Normalizations of factorizations over convex cones and their effects on extension complexity
Adam Brown, Kanstantsin Pashkovich, Levent Tunçel
TL;DR
The paper investigates when factorizations over a regular convex cone $\mathcal{C}$ (and its dual $\mathcal{C}^\star$) can be normalized, i.e., when factorization vectors can be rescaled with a cone-dependent constant $f_{\mathcal{C}}$ without increasing the objective inner products. It shows that, if normalization is possible, it can be realized via automorphisms of the cone, and it establishes precise bounds and constructions for symmetric and homogeneous cones using self-scaled barriers and Carathéodory-type arguments; it also provides counterexamples in certain hyperbolic cones.

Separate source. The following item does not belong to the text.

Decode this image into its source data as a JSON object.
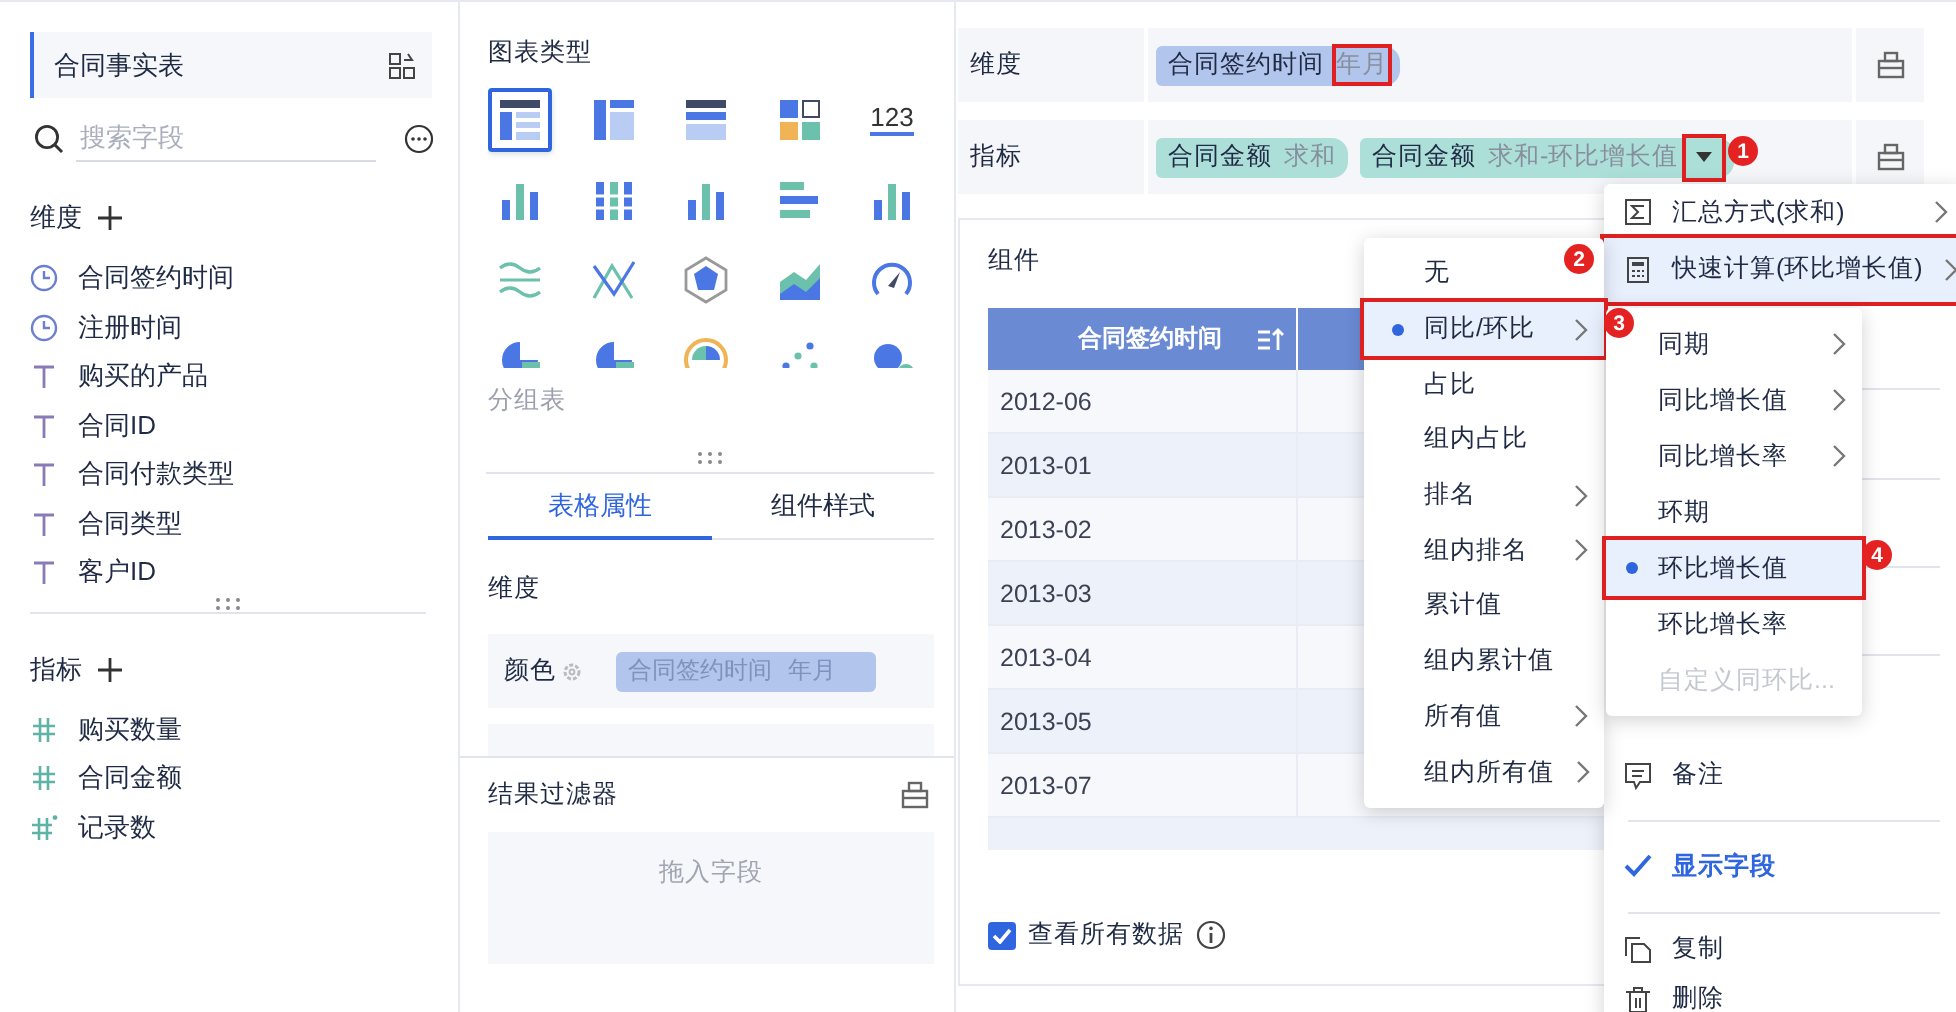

The paper then connects normalization to extension complexity, using nets and rounding techniques to argue that a cone with polynomial $f_{\mathcal{C}}$ and dimension cannot express all $0/1$ polytopes, yielding Rothvoss-style lower bounds for polytopes relative to $\mathcal{C}$ and extending to cyclic polytopes. Overall, it broadens the normalization toolkit beyond PSD and nonnegative orthant cones, clarifying when normalization helps or fails and its impact on polyhedral representations. $f_{\mathcal{C}}$ and Carathéodory numbers play central roles in quantifying these effects, with the Nesterov–Todd scaling providing a concrete realization in symmetric cones.
Abstract
Factorizations over cones and their duals play central roles for many areas of mathematics and computer science. One of the reasons behind this is the ability to find a representation for various objects using a well-structured family of cones, where the representation is captured by the factorizations over these cones. Several major questions about factorizations over cones remain open even for such well-structured families of cones as non-negative orthants and positive semidefinite cones. Having said that, we possess a far better understanding of factorizations over non-negative orthants and positive semidefinite cones than over other families of cones. One of the key properties that led to this better understanding is the ability to normalize factorizations, i.e., to guarantee that the norms of the vectors involved in the factorizations are bounded in terms of an input and in terms of a constant dependent on the given cone. Our work aims at understanding which cones guarantee that factorizations over them can be normalized, and how this effects extension complexity of polytopes over such cones.